Secure Access Control Measures: Access to records containing personal information is restricted only to those whose job duties require it. Unique user IDs and non-vendor-supplied passwords are assigned to each person with computer access.
Encryption: All transmitted records and files containing personal information that travel across public networks (e.g., your website) are encrypted. All data containing personal information to be transmitted wirelessly is encrypted. Additionally, any personal information stored on laptops or other portable devices is encrypted.
Monitoring: We conduct reasonable periodic monitoring of systems for unauthorized use of or access to personal information, including recording audit trails for user activity.
Firewall Protection and Operating System Security Patches: For electronic files containing personal information on a system connected to the Internet, we maintain reasonably up-to-date firewall protection and operating system security patches, designed to maintain the integrity of the personal information.

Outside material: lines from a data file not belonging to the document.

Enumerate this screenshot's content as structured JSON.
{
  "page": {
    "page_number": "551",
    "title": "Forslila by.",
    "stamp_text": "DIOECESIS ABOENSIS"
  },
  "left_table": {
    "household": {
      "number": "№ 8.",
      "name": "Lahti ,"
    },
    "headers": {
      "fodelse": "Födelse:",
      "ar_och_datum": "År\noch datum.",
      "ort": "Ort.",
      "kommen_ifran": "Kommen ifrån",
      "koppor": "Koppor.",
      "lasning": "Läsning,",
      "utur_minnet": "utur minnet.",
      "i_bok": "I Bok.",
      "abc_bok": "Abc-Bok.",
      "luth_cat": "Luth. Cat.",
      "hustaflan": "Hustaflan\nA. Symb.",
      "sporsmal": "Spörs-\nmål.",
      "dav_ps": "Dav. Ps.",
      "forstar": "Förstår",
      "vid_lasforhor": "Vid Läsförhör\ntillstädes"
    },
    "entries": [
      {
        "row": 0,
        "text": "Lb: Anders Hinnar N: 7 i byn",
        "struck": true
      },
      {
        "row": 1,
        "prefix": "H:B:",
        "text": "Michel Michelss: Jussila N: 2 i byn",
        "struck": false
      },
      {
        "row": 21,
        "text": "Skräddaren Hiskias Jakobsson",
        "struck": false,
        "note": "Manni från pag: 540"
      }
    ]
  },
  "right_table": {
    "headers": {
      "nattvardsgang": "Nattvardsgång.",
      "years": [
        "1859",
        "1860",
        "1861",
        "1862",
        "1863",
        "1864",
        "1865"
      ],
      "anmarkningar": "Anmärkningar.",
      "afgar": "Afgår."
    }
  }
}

System Security Agent Software: We utilize the most current version of system security agent software, including anti-spyware and antivirus software, with up-to-date patches and virus definitions, set to receive regular updates.
Employee Education and Training: Employees are educated and trained on the proper use of the computer security system and the importance of personal information security.
Vendor Management: We take reasonable steps to select and retain third-party service providers (e.g., web hosting, payment gateways, and analytics providers like Google Site Kit and the Google services it integrates) that are capable of maintaining appropriate security measures to protect personal information.